One member of the Chippewa Valley Schools special education parent group addressed the Board of Education at the June 3 meeting.

Melina Chynoweth spoke on behalf of continual learning plan, or CLP, students and parents, past and present. She said that since August, the group has been requesting consideration for a community-based program in the district.

“It has not been seriously considered and we’ve had very little to no response,” she said. “The program would be in-district and not only provide work experience and education, but also provide independent learning skills and the opportunity for support services, including a community organization to enrich these necessary skills by collaborating and uniting to address individual student needs.”   

She proposes the district create a formal committee including stakeholders to discuss the possibility of a community-based post-secondary program that would partner with local businesses.

Chippewa Valley Schools Superintendent Ron Roberts after the meeting said he wasn’t prepared to discuss the matter and that district officials need to explore and look at what Chynoweth brought up and talk to her.

“Prior to graduation, every parent wonders what’s best for their child,” she said. “The world has endless possibilities waiting for them. Parents of children with disabilities also wonder this, knowing they don’t have a world of endless opportunities.”

She shared a story of a time when she was at a gas station and noticed a man who was acting odd. The gentleman proceeded to the attendant, unzipped his coat and took out two empty pop cans and handed it to him. In turn, he was given twenty cents.

“My heart sank at that moment, because I realized I was standing in fear alongside a disabled adult,” Chynoweth said. “He was just trying to get by in life.
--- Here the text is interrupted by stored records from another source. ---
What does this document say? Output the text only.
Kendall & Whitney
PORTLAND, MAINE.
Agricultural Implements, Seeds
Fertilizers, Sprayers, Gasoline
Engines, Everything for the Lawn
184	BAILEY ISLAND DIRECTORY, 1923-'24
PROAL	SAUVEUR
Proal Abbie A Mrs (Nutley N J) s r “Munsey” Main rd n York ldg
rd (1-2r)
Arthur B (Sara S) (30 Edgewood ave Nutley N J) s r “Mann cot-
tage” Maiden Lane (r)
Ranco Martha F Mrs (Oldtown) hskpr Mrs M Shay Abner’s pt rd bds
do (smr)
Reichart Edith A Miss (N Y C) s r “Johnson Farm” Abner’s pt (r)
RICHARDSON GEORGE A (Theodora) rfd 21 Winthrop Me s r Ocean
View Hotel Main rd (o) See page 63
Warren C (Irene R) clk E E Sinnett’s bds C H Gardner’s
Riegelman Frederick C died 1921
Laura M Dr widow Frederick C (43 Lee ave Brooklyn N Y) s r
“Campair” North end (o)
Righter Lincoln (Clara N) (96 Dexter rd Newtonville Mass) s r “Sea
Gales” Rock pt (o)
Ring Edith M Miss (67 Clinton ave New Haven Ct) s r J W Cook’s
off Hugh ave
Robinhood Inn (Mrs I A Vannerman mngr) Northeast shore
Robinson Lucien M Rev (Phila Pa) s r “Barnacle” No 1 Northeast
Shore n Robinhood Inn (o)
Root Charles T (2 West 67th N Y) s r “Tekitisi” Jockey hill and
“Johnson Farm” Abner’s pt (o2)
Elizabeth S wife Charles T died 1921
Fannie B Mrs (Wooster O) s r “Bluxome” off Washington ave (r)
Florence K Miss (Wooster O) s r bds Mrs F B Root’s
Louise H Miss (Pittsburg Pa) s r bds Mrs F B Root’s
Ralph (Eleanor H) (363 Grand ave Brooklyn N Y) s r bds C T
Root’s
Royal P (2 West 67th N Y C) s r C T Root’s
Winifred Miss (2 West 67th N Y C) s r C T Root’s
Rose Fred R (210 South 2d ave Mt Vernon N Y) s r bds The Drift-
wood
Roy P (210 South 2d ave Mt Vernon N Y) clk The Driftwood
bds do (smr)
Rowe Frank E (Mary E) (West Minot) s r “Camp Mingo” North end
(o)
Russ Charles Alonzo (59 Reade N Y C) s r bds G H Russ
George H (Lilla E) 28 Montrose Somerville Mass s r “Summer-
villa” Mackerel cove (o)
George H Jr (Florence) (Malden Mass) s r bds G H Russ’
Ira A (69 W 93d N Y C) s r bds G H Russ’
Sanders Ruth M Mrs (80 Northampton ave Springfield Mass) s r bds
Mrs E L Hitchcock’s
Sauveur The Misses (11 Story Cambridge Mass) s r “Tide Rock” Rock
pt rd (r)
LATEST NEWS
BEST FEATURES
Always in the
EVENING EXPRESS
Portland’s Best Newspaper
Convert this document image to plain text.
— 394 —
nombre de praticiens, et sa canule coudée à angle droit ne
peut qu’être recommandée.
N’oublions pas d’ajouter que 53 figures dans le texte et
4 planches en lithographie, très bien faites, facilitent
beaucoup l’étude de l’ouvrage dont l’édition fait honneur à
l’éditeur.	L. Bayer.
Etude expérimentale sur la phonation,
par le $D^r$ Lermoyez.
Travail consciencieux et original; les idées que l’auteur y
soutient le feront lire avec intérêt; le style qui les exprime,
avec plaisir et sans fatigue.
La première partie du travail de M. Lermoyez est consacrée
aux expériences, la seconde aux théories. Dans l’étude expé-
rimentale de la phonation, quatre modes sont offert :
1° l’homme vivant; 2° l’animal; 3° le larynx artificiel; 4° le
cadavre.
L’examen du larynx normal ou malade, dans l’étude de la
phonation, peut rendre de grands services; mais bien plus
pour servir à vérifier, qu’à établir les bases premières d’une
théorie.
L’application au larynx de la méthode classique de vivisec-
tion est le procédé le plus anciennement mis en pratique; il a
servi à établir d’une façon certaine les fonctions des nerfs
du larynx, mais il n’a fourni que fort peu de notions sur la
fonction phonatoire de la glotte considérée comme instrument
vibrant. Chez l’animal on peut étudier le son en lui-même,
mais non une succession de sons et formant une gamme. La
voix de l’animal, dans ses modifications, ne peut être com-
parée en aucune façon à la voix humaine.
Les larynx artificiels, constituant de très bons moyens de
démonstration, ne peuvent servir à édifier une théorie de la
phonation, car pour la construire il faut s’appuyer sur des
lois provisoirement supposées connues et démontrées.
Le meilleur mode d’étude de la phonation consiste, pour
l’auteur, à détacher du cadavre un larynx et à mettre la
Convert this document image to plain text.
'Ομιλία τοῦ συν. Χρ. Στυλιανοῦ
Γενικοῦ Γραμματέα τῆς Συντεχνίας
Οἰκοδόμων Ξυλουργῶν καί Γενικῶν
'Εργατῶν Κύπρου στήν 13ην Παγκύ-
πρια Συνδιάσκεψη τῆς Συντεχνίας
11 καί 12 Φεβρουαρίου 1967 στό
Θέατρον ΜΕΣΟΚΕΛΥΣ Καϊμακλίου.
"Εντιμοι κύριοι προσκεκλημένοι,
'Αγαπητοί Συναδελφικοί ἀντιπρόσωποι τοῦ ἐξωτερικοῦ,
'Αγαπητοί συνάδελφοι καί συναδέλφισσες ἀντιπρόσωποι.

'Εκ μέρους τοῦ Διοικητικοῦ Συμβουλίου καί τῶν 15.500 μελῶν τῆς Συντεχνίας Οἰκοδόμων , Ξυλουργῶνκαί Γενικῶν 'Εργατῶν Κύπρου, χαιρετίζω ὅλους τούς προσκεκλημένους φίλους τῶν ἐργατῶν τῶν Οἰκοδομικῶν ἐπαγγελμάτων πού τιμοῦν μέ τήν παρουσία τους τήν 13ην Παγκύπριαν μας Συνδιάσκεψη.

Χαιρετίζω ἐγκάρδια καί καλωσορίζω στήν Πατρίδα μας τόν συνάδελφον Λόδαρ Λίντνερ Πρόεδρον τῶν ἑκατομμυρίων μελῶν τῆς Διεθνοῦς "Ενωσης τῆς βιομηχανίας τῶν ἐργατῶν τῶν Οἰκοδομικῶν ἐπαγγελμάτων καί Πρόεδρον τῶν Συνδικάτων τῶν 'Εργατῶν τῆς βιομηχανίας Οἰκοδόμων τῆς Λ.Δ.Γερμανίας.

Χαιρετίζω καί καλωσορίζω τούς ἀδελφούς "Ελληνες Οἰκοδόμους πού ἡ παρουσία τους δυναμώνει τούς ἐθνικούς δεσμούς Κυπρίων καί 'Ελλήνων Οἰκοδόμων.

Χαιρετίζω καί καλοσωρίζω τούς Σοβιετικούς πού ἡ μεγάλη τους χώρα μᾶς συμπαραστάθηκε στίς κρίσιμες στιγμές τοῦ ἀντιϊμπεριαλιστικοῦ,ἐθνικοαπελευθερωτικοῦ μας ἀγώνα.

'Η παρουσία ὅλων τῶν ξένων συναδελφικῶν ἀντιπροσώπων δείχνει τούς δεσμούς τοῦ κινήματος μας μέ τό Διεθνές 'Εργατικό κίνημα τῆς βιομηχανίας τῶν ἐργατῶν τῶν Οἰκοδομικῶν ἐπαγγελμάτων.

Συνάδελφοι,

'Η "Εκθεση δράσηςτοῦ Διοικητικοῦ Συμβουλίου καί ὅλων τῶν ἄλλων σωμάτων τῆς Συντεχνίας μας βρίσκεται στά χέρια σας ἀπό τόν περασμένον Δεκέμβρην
What fears must he have had to keep his items so close to his body?”

She cited the Individuals with Disabilities Education Improvement Act of 2004 that children with disabilities should be enabled to develop an awareness of the environment in which they live, and to learn the skills necessary to move effectively and safely from place to place.

“Conversations have been taking place for the past nine months among parents of CLP children about what’s best for these students, and with research, we believe that a community-based program as a district would be healthiest for their success,” she said.

She believes awareness and education of a community in which disabled children and adults live is critical to lifelong learning, happiness and a future.

“Community-based programs, such as the one in Utica Community Schools, are successful, because as research shows, most disabled students are lifelong residents of the community in which they are raised,” Chynoweth said.

She noted that less than 30% of Chippewa’s eligible special education students are attending school after the age of 18.

“Districts have a legal, moral and community obligation to educate students with developmental disabilities until 26,” Chynoweth said. ”The community obligation needs to be strengthened.”

The board’s next meeting is June 17.